When a "virtual bed" is required, a temporary bed is wheeled into a designated spot for the emergency care. Of the five virtual beds, two are in seclusion rooms where mental health patients are normally sent for a timeout. An emergency patient can expect to spend at least 12-18 hours there. Other virtual beds are in wards for patients with less acute mental illnesses. One is in a music room.
Health officials said the practice of admitting mental health patients to virtual beds is a temporary situation. But the situation was formalized to the point where a virtual bed protocol was created and revised in late December.
This system hardly sounds equipped to deal with mental health emergencies. In Kings County, the situation isn't a whole lot better.
In 2006, local police forces acknowledged that they were having to cope with more and more mental health issues. When law enforcement officers become involved, patients end up becoming criminalized.
The fact is individuals suffering from mental illnesses often stop taking their medications. They start to feel better and discontinue the pills or they can't bear the horrible side effects, like total exhaustion. There’s a sad Catch-22 quality to this oft-repeated scenario. In our crime report, there are usually five to 10 mental health calls every week. A woman screaming about suicide in a shopping mall parking lot and a disoriented man trespassing were two recently.
Situation is not unique
My phone rang one day and it was a neighbour calling about an individual who has been off his meds. I learned about his seeming obsession with this rural couple. There had been a number of visits from the RCMP and EHS, but no clear danger was determined. Yet two senior citizens are feeling frightened while trying to go about daily life. After Glen Race lost control, how could they feel safe?
Terry Hebb of the Canadian Mental Health Association (CMHA) branch in Kentville says this situation isn’t unique. "Going back 12 or 13 years, there's just no funding. It gets diverted away from mental health. There’s no support in a crisis."
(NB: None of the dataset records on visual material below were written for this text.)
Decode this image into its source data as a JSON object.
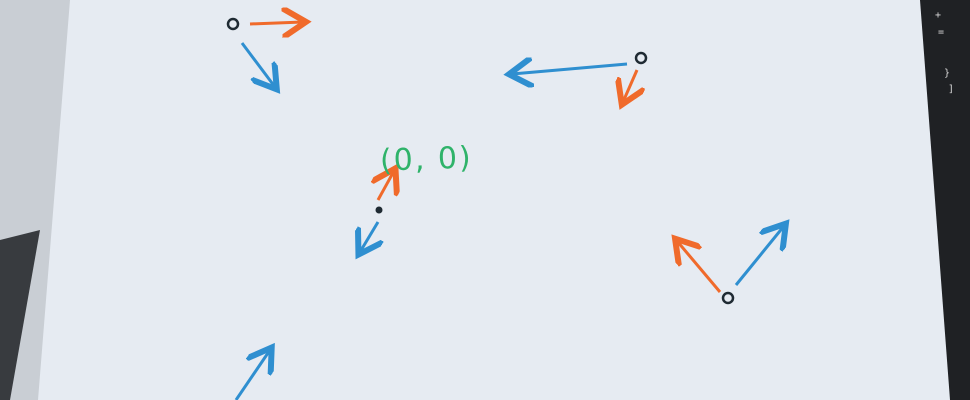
{
  "annotation": {
    "origin_text": "(0, 0)"
  },
  "keyboard": {
    "keys": [
      "+",
      "=",
      "}",
      "]"
    ]
  },
  "colors": {
    "background": "#c9ced4",
    "paper": "#e6ebf2",
    "keyboard": "#1f2124",
    "arrow_orange": "#f06a2b",
    "arrow_blue": "#2f8fd0",
    "point": "#1f2a33",
    "text_green": "#2fb36a"
  },
  "icons": [
    "origin-point",
    "red-arrow",
    "blue-arrow"
  ]
}
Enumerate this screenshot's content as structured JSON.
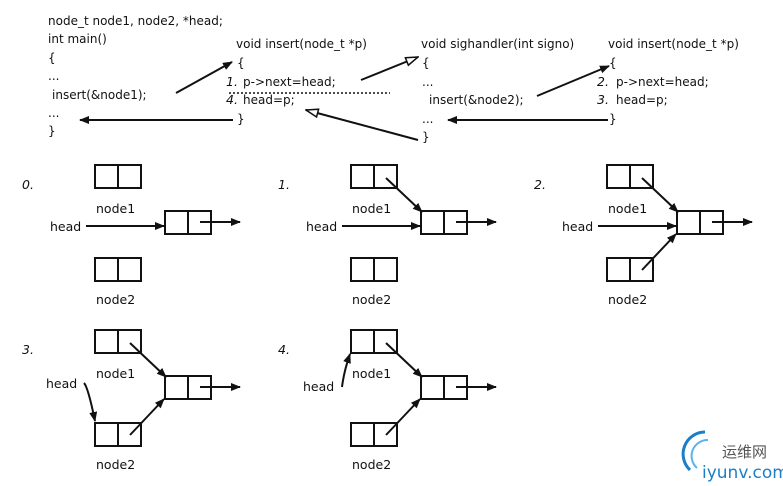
{
  "code": {
    "main": [
      "node_t node1, node2, *head;",
      "int main()",
      "{",
      "...",
      " insert(&node1);",
      "...",
      "}"
    ],
    "insert_first": {
      "header": "void insert(node_t *p)",
      "open": "{",
      "line1_num": "1.",
      "line1": "p->next=head;",
      "line2_num": "4.",
      "line2": "head=p;",
      "close": "}"
    },
    "sighandler": {
      "header": "void sighandler(int signo)",
      "open": "{",
      "dots1": "...",
      "call": "insert(&node2);",
      "dots2": "...",
      "close": "}"
    },
    "insert_second": {
      "header": "void insert(node_t *p)",
      "open": "{",
      "line1_num": "2.",
      "line1": "p->next=head;",
      "line2_num": "3.",
      "line2": "head=p;",
      "close": "}"
    }
  },
  "panels": [
    {
      "step": "0.",
      "node1_label": "node1",
      "node2_label": "node2",
      "head_label": "head",
      "head_points_to": "shared-node",
      "node1_linked": false,
      "node2_linked": false
    },
    {
      "step": "1.",
      "node1_label": "node1",
      "node2_label": "node2",
      "head_label": "head",
      "head_points_to": "shared-node",
      "node1_linked": true,
      "node2_linked": false
    },
    {
      "step": "2.",
      "node1_label": "node1",
      "node2_label": "node2",
      "head_label": "head",
      "head_points_to": "shared-node",
      "node1_linked": true,
      "node2_linked": true
    },
    {
      "step": "3.",
      "node1_label": "node1",
      "node2_label": "node2",
      "head_label": "head",
      "head_points_to": "node2",
      "node1_linked": true,
      "node2_linked": true
    },
    {
      "step": "4.",
      "node1_label": "node1",
      "node2_label": "node2",
      "head_label": "head",
      "head_points_to": "node1",
      "node1_linked": true,
      "node2_linked": true
    }
  ],
  "watermark": {
    "cn": "运维网",
    "en": "iyunv.com",
    "color": "#1a7fc8"
  }
}
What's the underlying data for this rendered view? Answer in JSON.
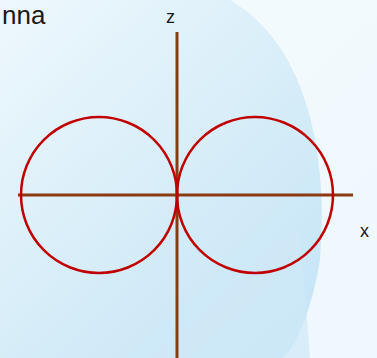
{
  "diagram": {
    "labels": [
      "nna",
      "z",
      "x"
    ]
  }
}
Hebb said the CMHA gets financial aid in the form of staffing around employment, "yet we get calls for support and the money's not going there."
Hebb tells the tale of a man arrested in Kentville for bank robbery. He was taken into custody after his welfare cheque wasn't in his account as expected and he couldn't pay his rent, so the man became agitated and made demands of bank staff.
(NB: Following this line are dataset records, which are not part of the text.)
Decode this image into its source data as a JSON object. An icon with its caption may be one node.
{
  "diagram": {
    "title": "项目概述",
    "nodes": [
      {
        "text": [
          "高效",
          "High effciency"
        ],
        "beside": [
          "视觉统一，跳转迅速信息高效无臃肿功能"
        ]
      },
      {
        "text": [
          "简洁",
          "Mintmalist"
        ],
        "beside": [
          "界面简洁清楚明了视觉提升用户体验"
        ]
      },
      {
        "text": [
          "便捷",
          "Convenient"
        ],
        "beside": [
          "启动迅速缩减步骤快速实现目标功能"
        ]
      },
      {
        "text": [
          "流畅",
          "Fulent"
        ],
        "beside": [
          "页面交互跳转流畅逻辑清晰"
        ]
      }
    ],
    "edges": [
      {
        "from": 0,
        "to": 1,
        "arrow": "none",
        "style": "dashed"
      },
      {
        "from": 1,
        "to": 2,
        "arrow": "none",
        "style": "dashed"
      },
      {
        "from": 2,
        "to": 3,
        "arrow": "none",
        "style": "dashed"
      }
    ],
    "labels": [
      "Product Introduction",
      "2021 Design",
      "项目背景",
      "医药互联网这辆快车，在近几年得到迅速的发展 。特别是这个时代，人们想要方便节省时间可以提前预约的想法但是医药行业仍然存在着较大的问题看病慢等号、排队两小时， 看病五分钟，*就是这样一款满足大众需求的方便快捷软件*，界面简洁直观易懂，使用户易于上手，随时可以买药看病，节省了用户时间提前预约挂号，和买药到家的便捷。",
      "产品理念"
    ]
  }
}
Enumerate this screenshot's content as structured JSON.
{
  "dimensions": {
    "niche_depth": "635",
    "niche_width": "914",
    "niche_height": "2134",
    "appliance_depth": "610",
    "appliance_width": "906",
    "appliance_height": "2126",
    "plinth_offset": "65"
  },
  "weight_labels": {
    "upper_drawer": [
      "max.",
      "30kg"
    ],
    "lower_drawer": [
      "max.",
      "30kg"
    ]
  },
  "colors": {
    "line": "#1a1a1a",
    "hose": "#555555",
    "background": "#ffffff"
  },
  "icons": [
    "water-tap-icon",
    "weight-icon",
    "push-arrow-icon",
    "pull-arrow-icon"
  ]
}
The shiretown is particularly prone to such incidents because patients congregate near a hospital where they think they can get help. "This issue is being swept under the carpet and it’s frustrating," Hebb said.
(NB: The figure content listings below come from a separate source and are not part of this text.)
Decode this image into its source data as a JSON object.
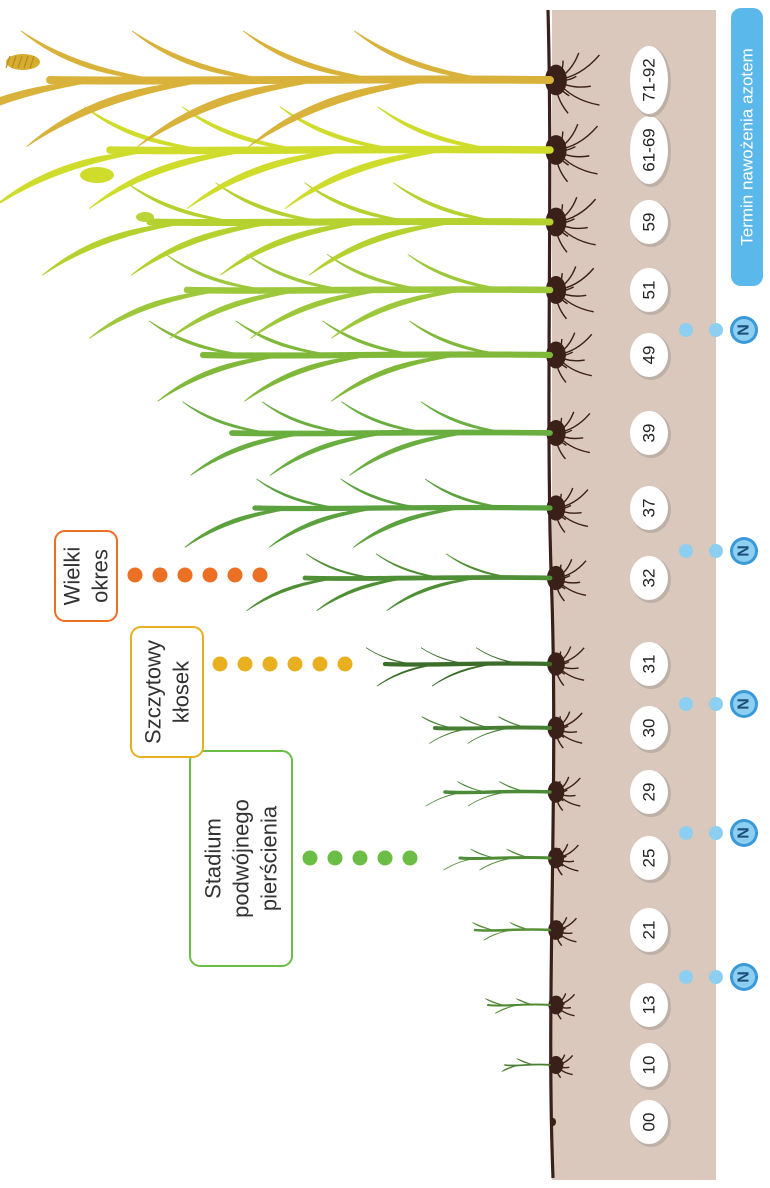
{
  "legend_tag": "Termin nawożenia azotem",
  "stages": [
    "00",
    "10",
    "13",
    "21",
    "25",
    "29",
    "30",
    "31",
    "32",
    "37",
    "39",
    "49",
    "51",
    "59",
    "61-69",
    "71-92"
  ],
  "nitrogen_symbol": "N",
  "nitrogen_after_stages": [
    "13",
    "25",
    "30",
    "32",
    "49"
  ],
  "phases": [
    {
      "lines": [
        "Stadium",
        "podwójnego",
        "pierścienia"
      ],
      "color": "#6cbd45",
      "dots": 5
    },
    {
      "lines": [
        "Szczytowy",
        "kłosek"
      ],
      "color": "#e8b020",
      "dots": 6
    },
    {
      "lines": [
        "Wielki",
        "okres"
      ],
      "color": "#ec7023",
      "dots": 6
    }
  ],
  "colors": {
    "soil": "#dac8bd",
    "soil_line": "#3a2018",
    "nitrogen": "#8dcff0",
    "nitrogen_dark": "#3a9ad9"
  }
}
Canada’s prisons and homeless shelters have become the 'asylums' of the 21st century, according to Michael Kirby, chair of the newly formed Mental Health Commission of Canada. "This is intolerable in a country as rich as Canada," says Kirby. "Over the years, governments have rightly shut down the old psychiatric institutions, but they never fully put in place the necessary community-based services to replace the institutional hospital beds that had been eliminated."
Transforming mental health services is urgent, Kirby believes, given the decades the sector has been neglected and the real discrimination inflicted on people who experience mental health problems. It’s estimated today that one in five Canadians will experience a significant episode of mental illness over the course of their lifetime.
Yet it has been estimated that only one-third of the people who could benefit from professional consultation for mental health issues will actually get to see someone who could help them.